Lyssavirussen (van het geslacht Lyssavirus in de familie Rhabdoviridae) omvatten het hondsdolheidvirus, Australisch vleermuislyssavirus, en andere verwante virussen, waarvan vele ook door vleermuizen worden gedragen. In tegenstelling tot de meeste andere virussen van de familie Rhabdoviridae, die worden overgedragen door geleedpotigen, worden lyssavirussen overgedragen door zoogdieren, meestal door bijten. Alle zoogdieren zijn vatbaar voor lyssavirussen, hoewel vleermuizen en carnivoren de meest voorkomende natuurlijke reservoirs zijn. De overgrote meerderheid van de gevallen van rabiës bij mensen is het gevolg van het rabiësvirus, met slechts twaalf andere gevallen bij mensen die worden toegeschreven aan andere lyssavirussen vanaf 2015. Deze zeldzamere lyssavirussen geassocieerd met vleermuizen omvatten Duvenhage lyssavirus (drie menselijke gevallen vanaf 2015); Europese vleermuis 1 lyssavirus (één menselijk geval vanaf 2015); Europese vleermuis 2 lyssavirus (twee menselijke gevallen vanaf 2015); en Irkut lyssavirus (één menselijk geval vanaf 2015). Microvleermuizen worden verdacht als de reservoirs van deze vier ongewone lyssavirussen.

Nadat transmissie heeft plaatsgevonden, is de gemiddelde mens twee maanden asymptomatisch, hoewel de incubatieperiode zo kort als een week of zo lang als enkele jaren kan zijn.De Italiaanse wetenschapper Antonio Carini was de eerste die veronderstelde dat het hondsdolheidsvirus door vleermuizen kon worden overgedragen, wat hij in 1911 deed.

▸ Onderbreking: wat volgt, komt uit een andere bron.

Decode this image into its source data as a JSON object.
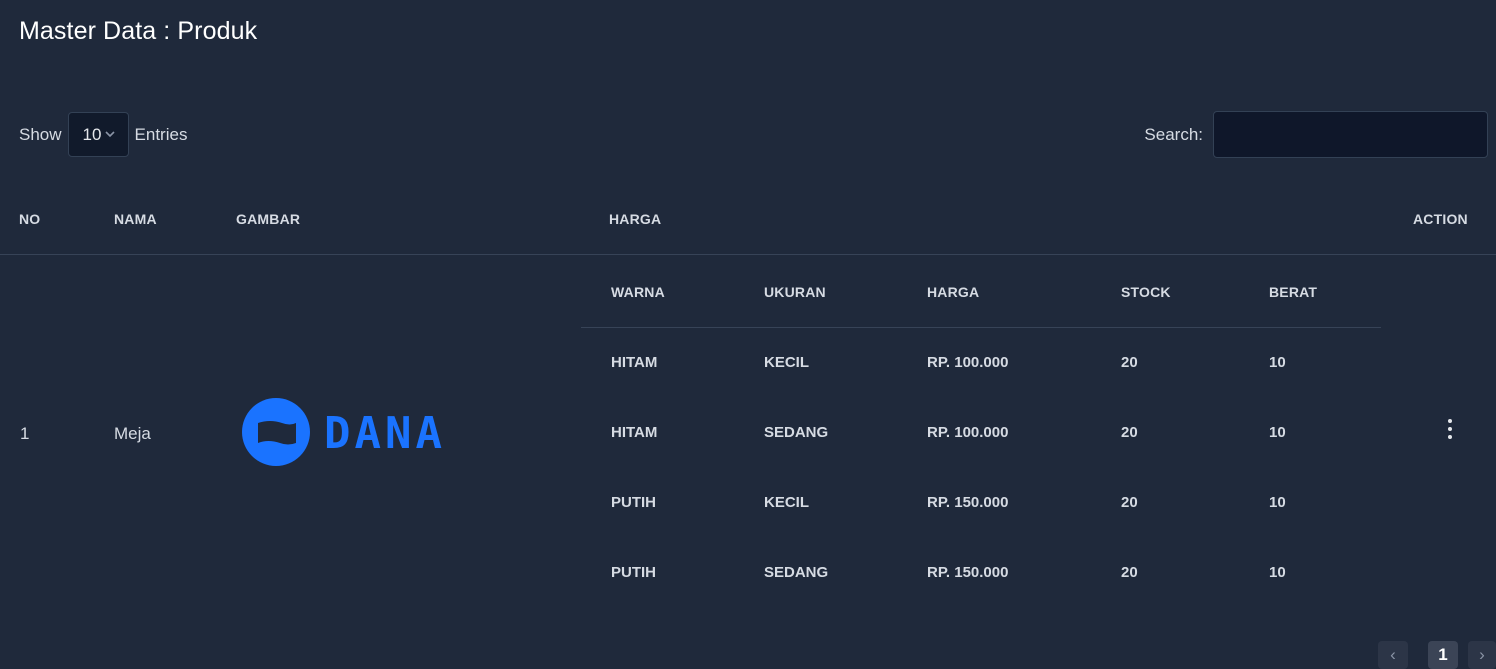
{
  "page": {
    "title": "Master Data : Produk"
  },
  "controls": {
    "show_label": "Show",
    "entries_value": "10",
    "entries_label": "Entries",
    "search_label": "Search:",
    "search_value": ""
  },
  "table": {
    "headers": {
      "no": "NO",
      "nama": "NAMA",
      "gambar": "GAMBAR",
      "harga": "HARGA",
      "action": "ACTION"
    },
    "rows": [
      {
        "no": "1",
        "nama": "Meja",
        "logo_text": "DANA",
        "logo_color": "#1a73ff",
        "variants_headers": {
          "warna": "WARNA",
          "ukuran": "UKURAN",
          "harga": "HARGA",
          "stock": "STOCK",
          "berat": "BERAT"
        },
        "variants": [
          {
            "warna": "HITAM",
            "ukuran": "KECIL",
            "harga": "RP. 100.000",
            "stock": "20",
            "berat": "10"
          },
          {
            "warna": "HITAM",
            "ukuran": "SEDANG",
            "harga": "RP. 100.000",
            "stock": "20",
            "berat": "10"
          },
          {
            "warna": "PUTIH",
            "ukuran": "KECIL",
            "harga": "RP. 150.000",
            "stock": "20",
            "berat": "10"
          },
          {
            "warna": "PUTIH",
            "ukuran": "SEDANG",
            "harga": "RP. 150.000",
            "stock": "20",
            "berat": "10"
          }
        ],
        "action_icon": "more-vertical-icon"
      }
    ]
  },
  "pagination": {
    "prev": "‹",
    "current": "1",
    "next": "›"
  },
  "colors": {
    "background": "#1f293b",
    "input_bg": "#0f172a",
    "divider": "#374357",
    "accent_logo": "#1a73ff"
  }
}
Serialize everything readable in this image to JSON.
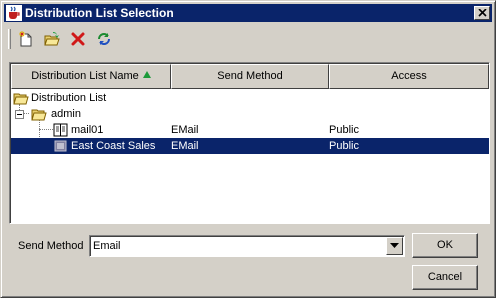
{
  "window": {
    "title": "Distribution List Selection"
  },
  "toolbar": {
    "buttons": [
      {
        "icon": "new-icon"
      },
      {
        "icon": "open-folder-icon"
      },
      {
        "icon": "delete-icon"
      },
      {
        "icon": "refresh-icon"
      }
    ]
  },
  "table": {
    "columns": [
      {
        "label": "Distribution List Name",
        "sorted": "ascending"
      },
      {
        "label": "Send Method"
      },
      {
        "label": "Access"
      }
    ],
    "tree": [
      {
        "name": "Distribution List",
        "icon": "folder-open-icon",
        "level": 0,
        "send_method": "",
        "access": ""
      },
      {
        "name": "admin",
        "icon": "folder-open-icon",
        "level": 1,
        "expanded": true,
        "send_method": "",
        "access": ""
      },
      {
        "name": "mail01",
        "icon": "address-book-icon",
        "level": 2,
        "send_method": "EMail",
        "access": "Public",
        "selected": false
      },
      {
        "name": "East Coast Sales",
        "icon": "group-list-icon",
        "level": 2,
        "send_method": "EMail",
        "access": "Public",
        "selected": true
      }
    ]
  },
  "send_method": {
    "label": "Send Method",
    "value": "Email"
  },
  "buttons": {
    "ok_label": "OK",
    "cancel_label": "Cancel"
  },
  "colors": {
    "title_bar": "#0a246a",
    "selection": "#0a246a",
    "dialog_bg": "#d4d0c8"
  }
}
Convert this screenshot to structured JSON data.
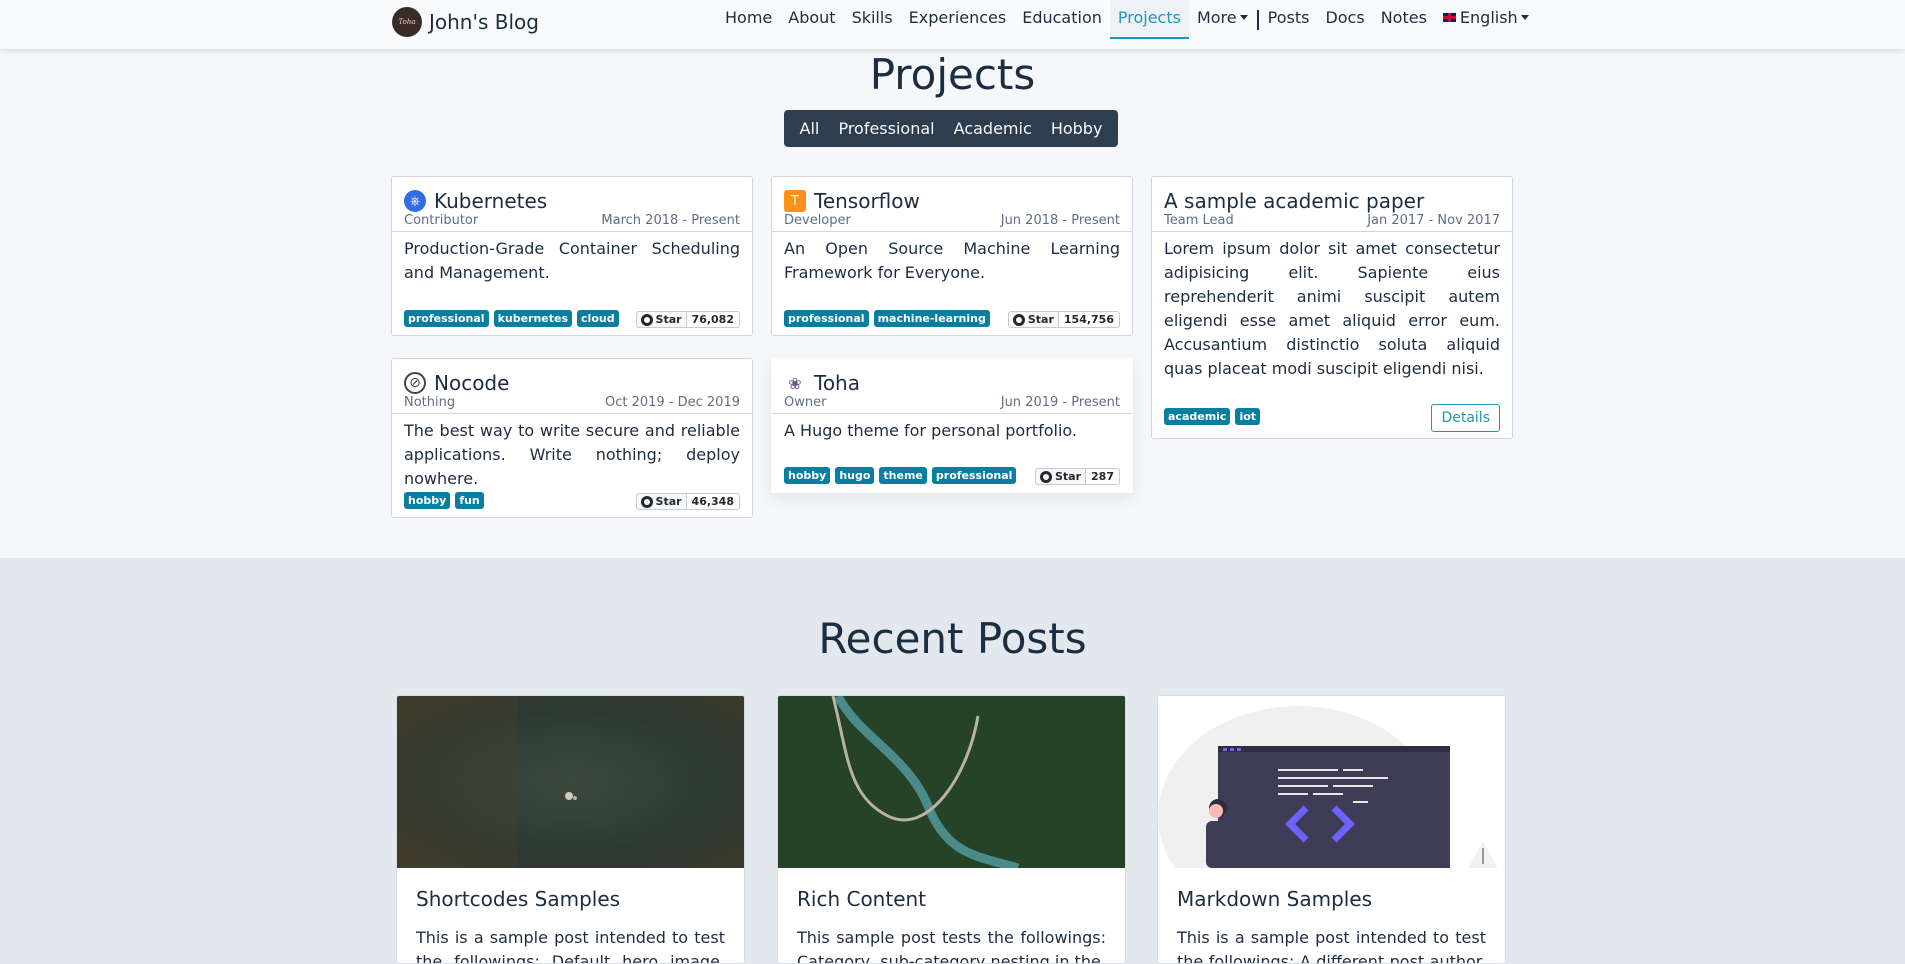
{
  "nav": {
    "brand": "John's Blog",
    "logo_text": "Toha",
    "items": [
      "Home",
      "About",
      "Skills",
      "Experiences",
      "Education",
      "Projects"
    ],
    "more": "More",
    "items2": [
      "Posts",
      "Docs",
      "Notes"
    ],
    "language": "English",
    "active": "Projects"
  },
  "projects": {
    "title": "Projects",
    "filters": [
      "All",
      "Professional",
      "Academic",
      "Hobby"
    ],
    "cards": [
      {
        "name": "Kubernetes",
        "role": "Contributor",
        "period": "March 2018 - Present",
        "description": "Production-Grade Container Scheduling and Management.",
        "tags": [
          "professional",
          "kubernetes",
          "cloud"
        ],
        "star_label": "Star",
        "stars": "76,082",
        "icon": "kubernetes-icon"
      },
      {
        "name": "Tensorflow",
        "role": "Developer",
        "period": "Jun 2018 - Present",
        "description": "An Open Source Machine Learning Framework for Everyone.",
        "tags": [
          "professional",
          "machine-learning"
        ],
        "star_label": "Star",
        "stars": "154,756",
        "icon": "tensorflow-icon"
      },
      {
        "name": "A sample academic paper",
        "role": "Team Lead",
        "period": "Jan 2017 - Nov 2017",
        "description": "Lorem ipsum dolor sit amet consectetur adipisicing elit. Sapiente eius reprehenderit animi suscipit autem eligendi esse amet aliquid error eum. Accusantium distinctio soluta aliquid quas placeat modi suscipit eligendi nisi.",
        "tags": [
          "academic",
          "iot"
        ],
        "details_label": "Details"
      },
      {
        "name": "Nocode",
        "role": "Nothing",
        "period": "Oct 2019 - Dec 2019",
        "description": "The best way to write secure and reliable applications. Write nothing; deploy nowhere.",
        "tags": [
          "hobby",
          "fun"
        ],
        "star_label": "Star",
        "stars": "46,348",
        "icon": "nocode-icon"
      },
      {
        "name": "Toha",
        "role": "Owner",
        "period": "Jun 2019 - Present",
        "description": "A Hugo theme for personal portfolio.",
        "tags": [
          "hobby",
          "hugo",
          "theme",
          "professional"
        ],
        "star_label": "Star",
        "stars": "287",
        "icon": "toha-icon"
      }
    ]
  },
  "posts": {
    "title": "Recent Posts",
    "items": [
      {
        "title": "Shortcodes Samples",
        "summary": "This is a sample post intended to test the followings: Default hero image. Different"
      },
      {
        "title": "Rich Content",
        "summary": "This sample post tests the followings: Category, sub-category nesting in the"
      },
      {
        "title": "Markdown Samples",
        "summary": "This is a sample post intended to test the followings: A different post author. Table"
      }
    ]
  }
}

Dezelfde conclusie werd getrokken door Hélder Queiroz in 1934 en Joseph Lennox Pawan in 1936. Vampiervleermuizen waren de eerste die met hondsdolheid werden gedocumenteerd; in 1953 werd bij een insectenetende vleermuis in Florida hondsdolheid ontdekt, waarmee dit de eerste gedocumenteerde gebeurtenis was bij een insectenetende soort buiten het verspreidingsgebied van de vampiervleermuizen. Vleermuizen hebben over het algemeen een lage prevalentie van het rabiësvirus, waarbij uit de meeste onderzoeken van ogenschijnlijk gezonde individuen een rabiësincidentie van 0,0-0,5% blijkt. Zieke vleermuizen worden vaker voor rabiëstests aangeboden dan schijnbaar gezonde vleermuizen, wat bekend staat als sampling bias, waarbij de meeste studies een rabiësincidentie van 5-20% bij zieke of dode vleermuizen rapporteren. Blootstelling aan het rabiësvirus kan dodelijk zijn bij vleermuizen, hoewel waarschijnlijk de meerderheid van de mensen de ziekte niet ontwikkelt na blootstelling. Bij niet-vleermuiszoogdieren leidt blootstelling aan het hondsdolheidsvirus bijna altijd tot de dood.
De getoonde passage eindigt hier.